Hari ini Presiden Joko Widodo (Jokowi) berkunjung ke Desa Tegalsari, Batang, Jawa Tengah. Dia melihat langsung bahwa penyelesaian pembebasan lahan ruas tol yang menjadi bagian proyek Trans Jawa ini hampir seluruhnya selesai. Dengan begitu, pelaksanaan konstruksi bisa dipercepat.

Dia sempat menceritakan saat menjadi Walikota Solo, pembebasan lahan merupakan masalah besar yang sulit diselesaikan. Masalah ini berlarut-larut hingga membuat proyek tol Semarang-Batang mangkrak sejak 2006.

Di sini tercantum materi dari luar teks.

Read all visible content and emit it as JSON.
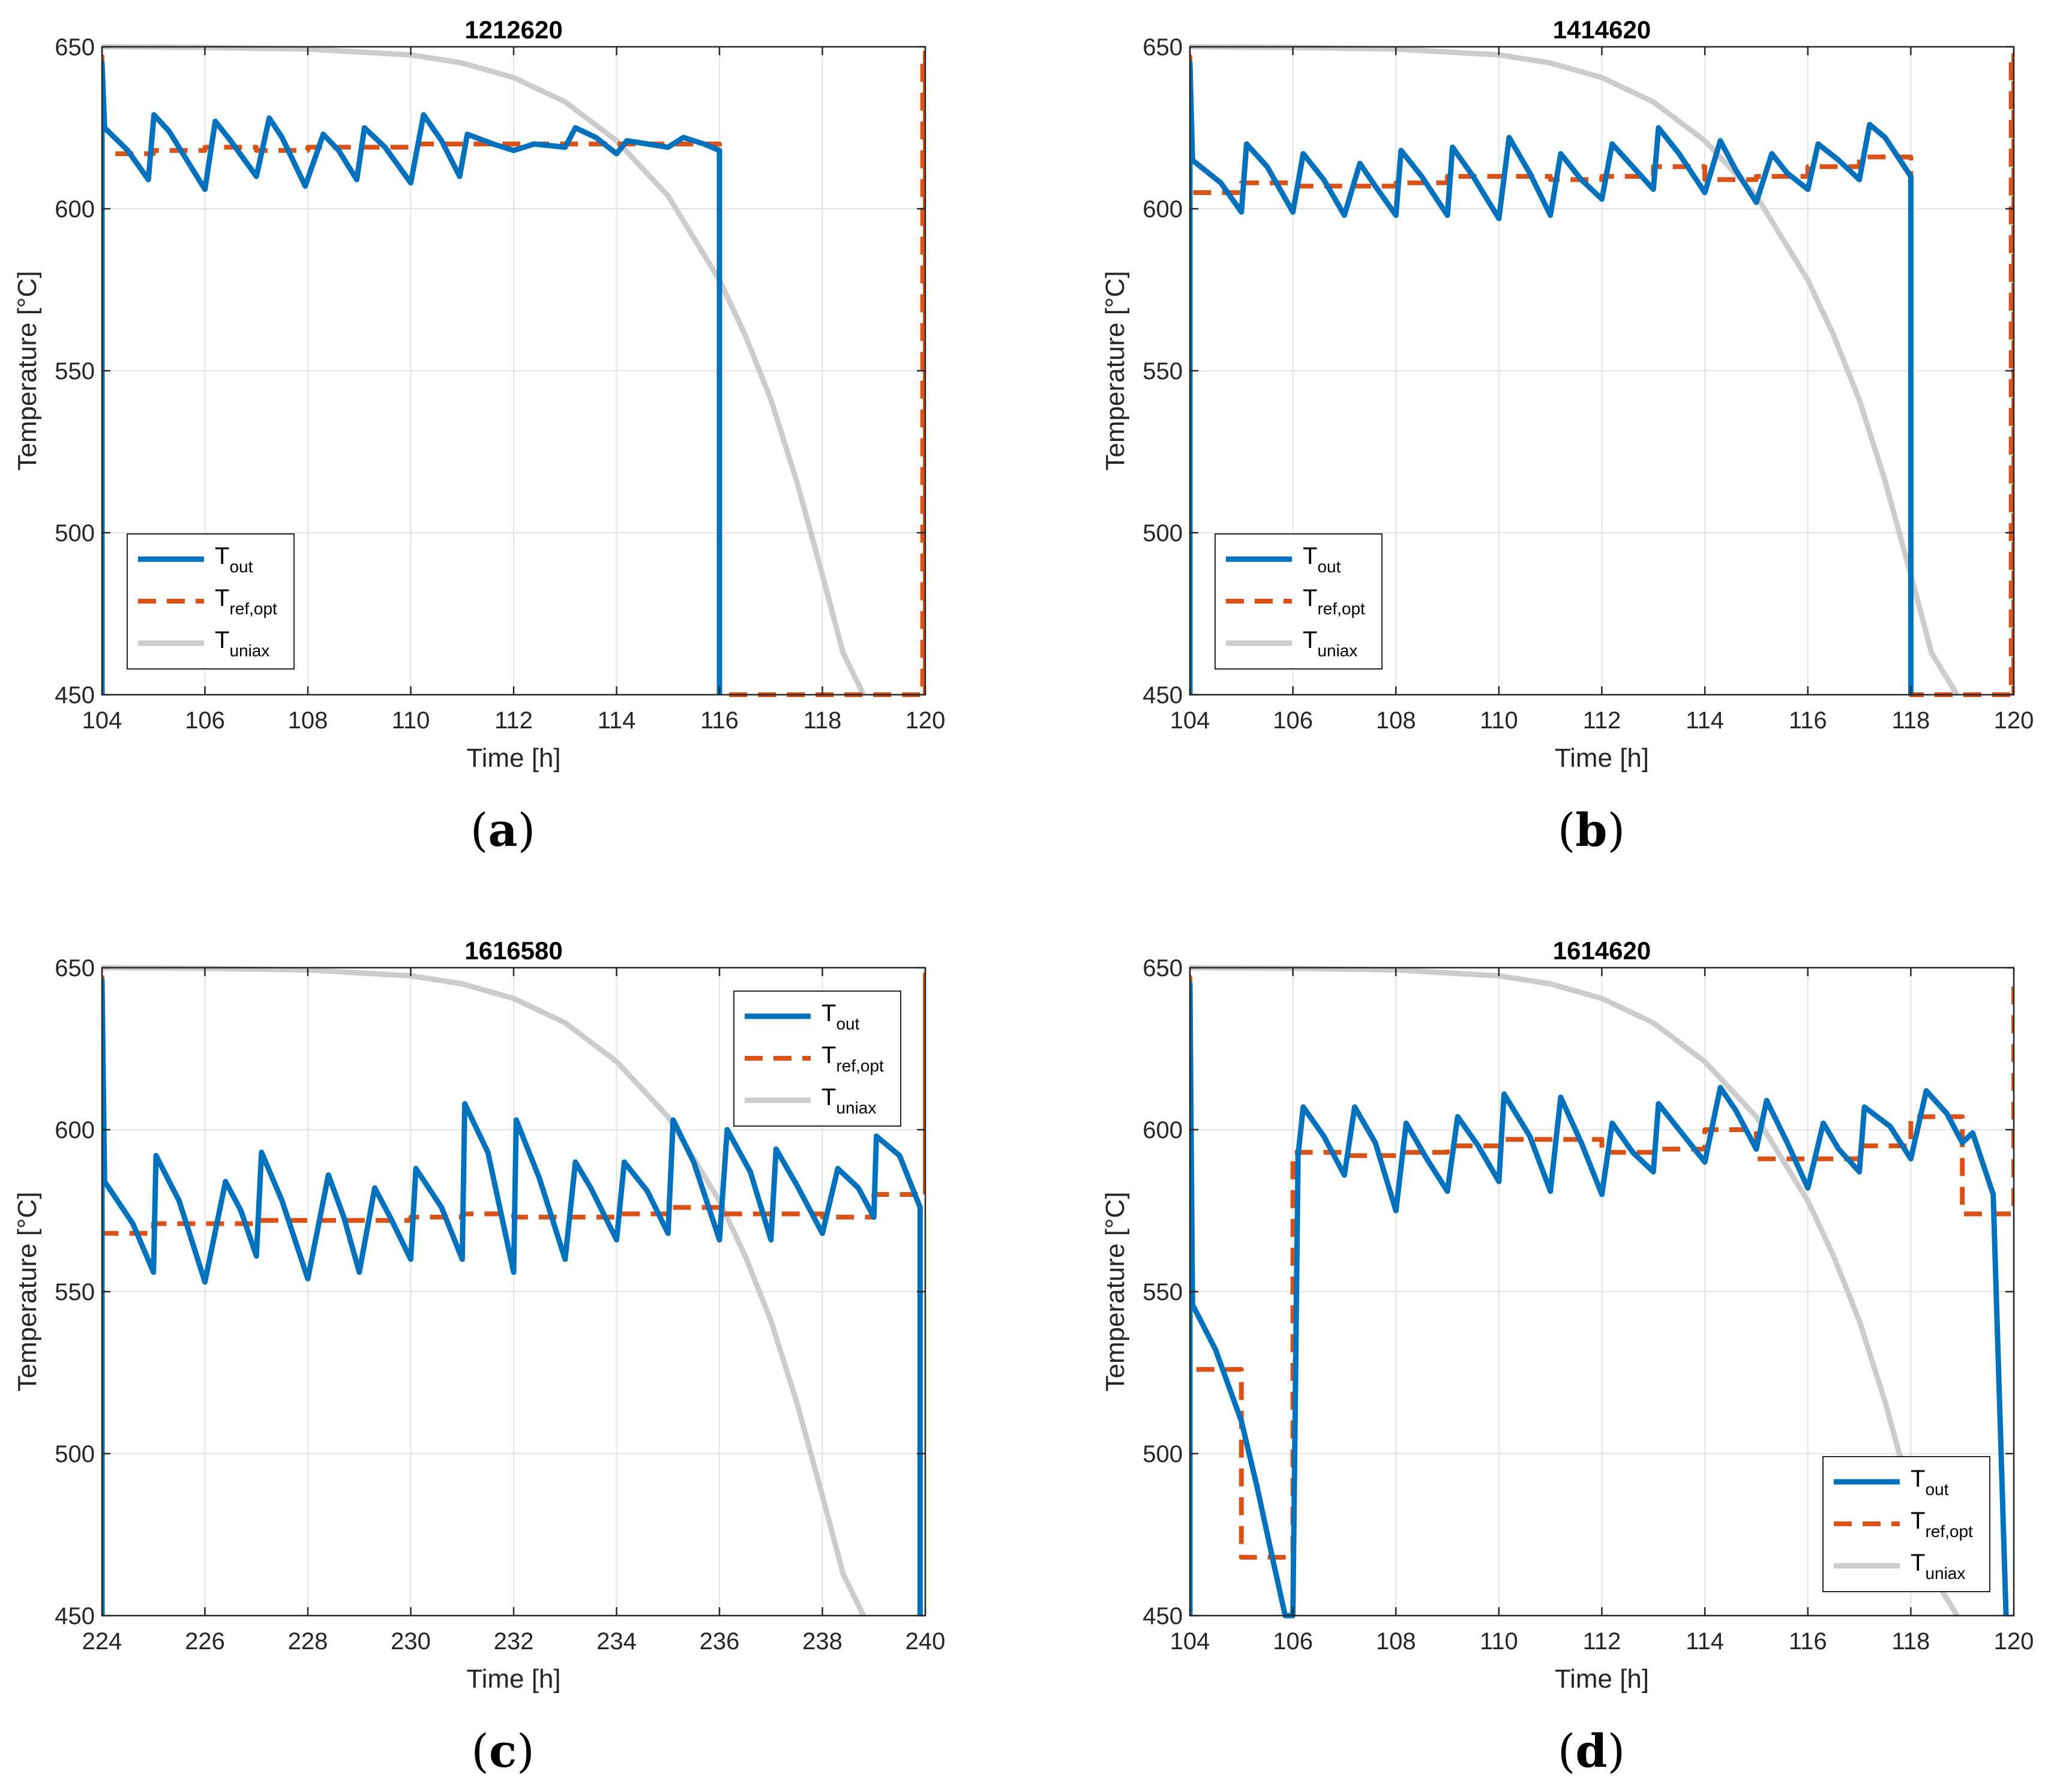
{
  "legend_labels": [
    {
      "main": "T",
      "sub": "out"
    },
    {
      "main": "T",
      "sub": "ref,opt"
    },
    {
      "main": "T",
      "sub": "uniax"
    }
  ],
  "colors": {
    "tout": "#0072BD",
    "tref": "#D95319",
    "tuniax": "#CCCCCC",
    "grid": "#E3E3E3",
    "axis": "#262626"
  },
  "chart_data": [
    {
      "type": "line",
      "panel": "a",
      "caption": "(a)",
      "title": "1212620",
      "xlabel": "Time [h]",
      "ylabel": "Temperature [°C]",
      "xlim": [
        104,
        120
      ],
      "ylim": [
        450,
        650
      ],
      "xticks": [
        104,
        106,
        108,
        110,
        112,
        114,
        116,
        118,
        120
      ],
      "yticks": [
        450,
        500,
        550,
        600,
        650
      ],
      "legend_position": "bottom-left",
      "series": [
        {
          "name": "T_out",
          "x": [
            104,
            104,
            104.05,
            104.5,
            104.9,
            105.01,
            105.3,
            106.0,
            106.2,
            106.5,
            107.0,
            107.25,
            107.5,
            107.95,
            108.3,
            108.6,
            108.95,
            109.1,
            109.5,
            110.0,
            110.25,
            110.6,
            110.95,
            111.1,
            111.6,
            112.0,
            112.4,
            113.0,
            113.2,
            113.6,
            114.0,
            114.2,
            114.6,
            115.0,
            115.3,
            115.7,
            116.0,
            116.0
          ],
          "y": [
            450,
            645,
            625,
            618,
            609,
            629,
            624,
            606,
            627,
            621,
            610,
            628,
            622,
            607,
            623,
            618,
            609,
            625,
            619,
            608,
            629,
            621,
            610,
            623,
            620,
            618,
            620,
            619,
            625,
            622,
            617,
            621,
            620,
            619,
            622,
            620,
            618,
            450
          ]
        },
        {
          "name": "T_ref,opt",
          "x": [
            104,
            104,
            104,
            105,
            105,
            106,
            106,
            107,
            107,
            108,
            108,
            109,
            109,
            110,
            110,
            111,
            111,
            112,
            112,
            113,
            113,
            114,
            114,
            115,
            115,
            116,
            116,
            116,
            119.95,
            119.95,
            120,
            120
          ],
          "y": [
            450,
            647,
            617,
            617,
            618,
            618,
            619,
            619,
            618,
            618,
            619,
            619,
            619,
            619,
            620,
            620,
            620,
            620,
            620,
            620,
            620,
            620,
            620,
            620,
            620,
            620,
            620,
            450,
            450,
            648,
            648,
            450
          ]
        },
        {
          "name": "T_uniax",
          "x": [
            104,
            106,
            108,
            110,
            111,
            112,
            113,
            114,
            115,
            116,
            116.5,
            117,
            117.5,
            118,
            118.4,
            118.8
          ],
          "y": [
            650,
            649.8,
            649.3,
            647.5,
            645,
            640.5,
            633,
            621,
            604,
            578,
            561,
            541,
            516,
            487,
            463,
            450
          ]
        }
      ]
    },
    {
      "type": "line",
      "panel": "b",
      "caption": "(b)",
      "title": "1414620",
      "xlabel": "Time [h]",
      "ylabel": "Temperature [°C]",
      "xlim": [
        104,
        120
      ],
      "ylim": [
        450,
        650
      ],
      "xticks": [
        104,
        106,
        108,
        110,
        112,
        114,
        116,
        118,
        120
      ],
      "yticks": [
        450,
        500,
        550,
        600,
        650
      ],
      "legend_position": "bottom-left",
      "series": [
        {
          "name": "T_out",
          "x": [
            104,
            104,
            104.05,
            104.6,
            105.0,
            105.1,
            105.5,
            106.0,
            106.2,
            106.6,
            107.0,
            107.3,
            107.6,
            108.0,
            108.1,
            108.5,
            109.0,
            109.1,
            109.5,
            110.0,
            110.2,
            110.6,
            111.0,
            111.2,
            111.6,
            112.0,
            112.2,
            112.6,
            113.0,
            113.1,
            113.5,
            114.0,
            114.3,
            114.6,
            115.0,
            115.3,
            115.6,
            116.0,
            116.2,
            116.6,
            117.0,
            117.2,
            117.5,
            118.0,
            118.0
          ],
          "y": [
            450,
            645,
            615,
            608,
            599,
            620,
            613,
            599,
            617,
            609,
            598,
            614,
            607,
            598,
            618,
            610,
            598,
            619,
            610,
            597,
            622,
            611,
            598,
            617,
            609,
            603,
            620,
            613,
            606,
            625,
            617,
            605,
            621,
            612,
            602,
            617,
            611,
            606,
            620,
            615,
            609,
            626,
            622,
            610,
            450
          ]
        },
        {
          "name": "T_ref,opt",
          "x": [
            104,
            104,
            104,
            105,
            105,
            106,
            106,
            107,
            107,
            108,
            108,
            109,
            109,
            110,
            110,
            111,
            111,
            112,
            112,
            113,
            113,
            114,
            114,
            115,
            115,
            116,
            116,
            117,
            117,
            118,
            118,
            118,
            119.95,
            119.95,
            120,
            120
          ],
          "y": [
            450,
            647,
            605,
            605,
            608,
            608,
            607,
            607,
            607,
            607,
            608,
            608,
            610,
            610,
            610,
            610,
            609,
            609,
            610,
            610,
            613,
            613,
            609,
            609,
            610,
            610,
            613,
            613,
            616,
            616,
            610,
            450,
            450,
            648,
            648,
            450
          ]
        },
        {
          "name": "T_uniax",
          "x": [
            104,
            106,
            108,
            110,
            111,
            112,
            113,
            114,
            115,
            116,
            116.5,
            117,
            117.5,
            118,
            118.4,
            118.9
          ],
          "y": [
            650,
            649.8,
            649.3,
            647.5,
            645,
            640.5,
            633,
            621,
            604,
            578,
            561,
            541,
            516,
            487,
            463,
            450
          ]
        }
      ]
    },
    {
      "type": "line",
      "panel": "c",
      "caption": "(c)",
      "title": "1616580",
      "xlabel": "Time [h]",
      "ylabel": "Temperature [°C]",
      "xlim": [
        224,
        240
      ],
      "ylim": [
        450,
        650
      ],
      "xticks": [
        224,
        226,
        228,
        230,
        232,
        234,
        236,
        238,
        240
      ],
      "yticks": [
        450,
        500,
        550,
        600,
        650
      ],
      "legend_position": "top-right",
      "series": [
        {
          "name": "T_out",
          "x": [
            224,
            224,
            224.05,
            224.6,
            225.0,
            225.05,
            225.5,
            226.0,
            226.4,
            226.7,
            227.0,
            227.1,
            227.5,
            228.0,
            228.4,
            228.7,
            229.0,
            229.3,
            229.6,
            230.0,
            230.1,
            230.6,
            231.0,
            231.05,
            231.5,
            232.0,
            232.05,
            232.5,
            233.0,
            233.2,
            233.5,
            234.0,
            234.15,
            234.6,
            235.0,
            235.1,
            235.5,
            236.0,
            236.15,
            236.6,
            237.0,
            237.1,
            237.5,
            238.0,
            238.3,
            238.7,
            239.0,
            239.05,
            239.5,
            239.9,
            239.9
          ],
          "y": [
            450,
            646,
            584,
            571,
            556,
            592,
            578,
            553,
            584,
            575,
            561,
            593,
            578,
            554,
            586,
            573,
            556,
            582,
            573,
            560,
            588,
            576,
            560,
            608,
            593,
            556,
            603,
            585,
            560,
            590,
            582,
            566,
            590,
            581,
            568,
            603,
            590,
            566,
            600,
            587,
            566,
            594,
            583,
            568,
            588,
            582,
            573,
            598,
            592,
            576,
            450
          ]
        },
        {
          "name": "T_ref,opt",
          "x": [
            224,
            224,
            224,
            225,
            225,
            226,
            226,
            227,
            227,
            228,
            228,
            229,
            229,
            230,
            230,
            231,
            231,
            232,
            232,
            233,
            233,
            234,
            234,
            235,
            235,
            236,
            236,
            237,
            237,
            238,
            238,
            239,
            239,
            240,
            240,
            240
          ],
          "y": [
            450,
            647,
            568,
            568,
            571,
            571,
            571,
            571,
            572,
            572,
            572,
            572,
            572,
            572,
            573,
            573,
            574,
            574,
            573,
            573,
            573,
            573,
            574,
            574,
            576,
            576,
            574,
            574,
            574,
            574,
            573,
            573,
            580,
            580,
            648,
            580
          ]
        },
        {
          "name": "T_uniax",
          "x": [
            224,
            226,
            228,
            230,
            231,
            232,
            233,
            234,
            235,
            236,
            236.5,
            237,
            237.5,
            238,
            238.4,
            238.8
          ],
          "y": [
            650,
            649.8,
            649.3,
            647.5,
            645,
            640.5,
            633,
            621,
            604,
            578,
            561,
            541,
            516,
            487,
            463,
            450
          ]
        }
      ]
    },
    {
      "type": "line",
      "panel": "d",
      "caption": "(d)",
      "title": "1614620",
      "xlabel": "Time [h]",
      "ylabel": "Temperature [°C]",
      "xlim": [
        104,
        120
      ],
      "ylim": [
        450,
        650
      ],
      "xticks": [
        104,
        106,
        108,
        110,
        112,
        114,
        116,
        118,
        120
      ],
      "yticks": [
        450,
        500,
        550,
        600,
        650
      ],
      "legend_position": "bottom-right",
      "series": [
        {
          "name": "T_out",
          "x": [
            104,
            104,
            104.05,
            104.5,
            105.0,
            105.3,
            105.6,
            105.85,
            106.0,
            106.1,
            106.2,
            106.6,
            107.0,
            107.2,
            107.6,
            108.0,
            108.2,
            108.6,
            109.0,
            109.2,
            109.6,
            110.0,
            110.1,
            110.6,
            111.0,
            111.2,
            111.6,
            112.0,
            112.2,
            112.6,
            113.0,
            113.1,
            113.6,
            114.0,
            114.3,
            114.6,
            115.0,
            115.2,
            115.6,
            116.0,
            116.3,
            116.6,
            117.0,
            117.1,
            117.6,
            118.0,
            118.3,
            118.7,
            119.0,
            119.2,
            119.6,
            119.85,
            119.85
          ],
          "y": [
            450,
            645,
            546,
            532,
            510,
            490,
            468,
            450,
            450,
            592,
            607,
            598,
            586,
            607,
            596,
            575,
            602,
            591,
            581,
            604,
            595,
            584,
            611,
            598,
            581,
            610,
            596,
            580,
            602,
            593,
            587,
            608,
            598,
            590,
            613,
            606,
            594,
            609,
            596,
            582,
            602,
            594,
            587,
            607,
            601,
            591,
            612,
            605,
            596,
            599,
            580,
            450,
            450
          ]
        },
        {
          "name": "T_ref,opt",
          "x": [
            104,
            104,
            104,
            105,
            105,
            106,
            106,
            107,
            107,
            108,
            108,
            109,
            109,
            110,
            110,
            111,
            111,
            112,
            112,
            113,
            113,
            114,
            114,
            115,
            115,
            116,
            116,
            117,
            117,
            118,
            118,
            119,
            119,
            120,
            120
          ],
          "y": [
            450,
            647,
            526,
            526,
            468,
            468,
            593,
            593,
            592,
            592,
            593,
            593,
            595,
            595,
            597,
            597,
            597,
            597,
            593,
            593,
            594,
            594,
            600,
            600,
            591,
            591,
            591,
            591,
            595,
            595,
            604,
            604,
            574,
            574,
            647
          ]
        },
        {
          "name": "T_uniax",
          "x": [
            104,
            106,
            108,
            110,
            111,
            112,
            113,
            114,
            115,
            116,
            116.5,
            117,
            117.5,
            118,
            118.4,
            118.9
          ],
          "y": [
            650,
            649.8,
            649.3,
            647.5,
            645,
            640.5,
            633,
            621,
            604,
            578,
            561,
            541,
            516,
            487,
            463,
            450
          ]
        }
      ]
    }
  ]
}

"Alhamdulillah tadi sudah mendapatkan laporan dari Menteri PU (Pekerjaan Umum), hari ini khusus di Batang 100 persen pembebasan selesai. Kemudian yang di Kendal dan Semarang, akhir Februari selesai," kata Jokowi dalam keterangannya saat meninjau salah satu lokasi proyek tersebut.

Dengan selesainya pembebasan lahan, harapannya proses penyelesaian pembangunan tol ini bisa lebih cepat. Presiden pun memberikan target jalur tol ini sudah dapat dilalui saat musim mudik lebaran pertengahan tahun ini. (Baca: PUPR Targetkan Tiga Ruas Tol Trans Jawa Beroperasi 2017)

Menurutnya pembangunan proyek ini bisa cepat selesai adanya tiga faktor yang mendukung. Pertama, pembebasan lahannya bisa cepat selesai dengan dukungan regulasi. Sebelumnya, dia telah menandatangani Peraturan Presiden Nomor 102 Tahun 2016 tentang Pendanaan Pengadaan Tanah bagi Pembangunan untuk Kepentingan Umum dalam Rangka Pelaksanaan Proyek Strategis Nasional.

Kedua, adanya dana talangan untuk mempercepat proses pembayaran pembebasan lahan. Hingga akhir 2016, total dana talangan yang berhasil dihimpun dari 32 Badan Usaha Jalan Tol (BUJT) telah mencapai Rp 32,61 triliun. Sebagian dari dana talangan tersebut telah disalurkan untuk sejumlah proyek jalan tol seperti Trans-Jawa, Trans-Sumatera, Jabotabek, dan sejumlah pembangunan lainnya di Indonesia.

Ketiga, Jokowi memerintahkan agar jam kerja pengerjaan proyek ini ditambah. Dari yang awalnya satu shift, menjadi dua atau tiga shift. Sehingga proses pengerjaan konstruksi proyek bisa lebih cepat dilakukan. (Baca: 2017, PUPR Akan Tambah 392 Kilometer Jalan Tol Baru)

Setelah meninjau pembangunan Jalan Tol Batang-Semarang Seksi 1, Presiden didampingi Menteri PU dan Perumahan Rakyat Basuki Hadimuljono, Kepala Staf Kepresidenan Teten Masduki dan Wakil Gubernur Jawa Tengah Heru Sudjatmoko proses pembayaran ganti kerugian. Pembayaran ini terkait pembebasan lahan Tol Trans Jawa.

Di wilayah Kabupaten Batang, pembayaran untuk warga Desa Kandeman sebanyak 89 bidang tanah senilai Rp 53,3 miliar dan Desa Ponowareng sebanyak 98 bidang tanah senilai Rp 35,5 miliar. Pembayaran dilakukan dengan mekanisme pembukaan buku rekening baru. Setiap pemilik lahan mendapat satu buku rekening bank dan ATM.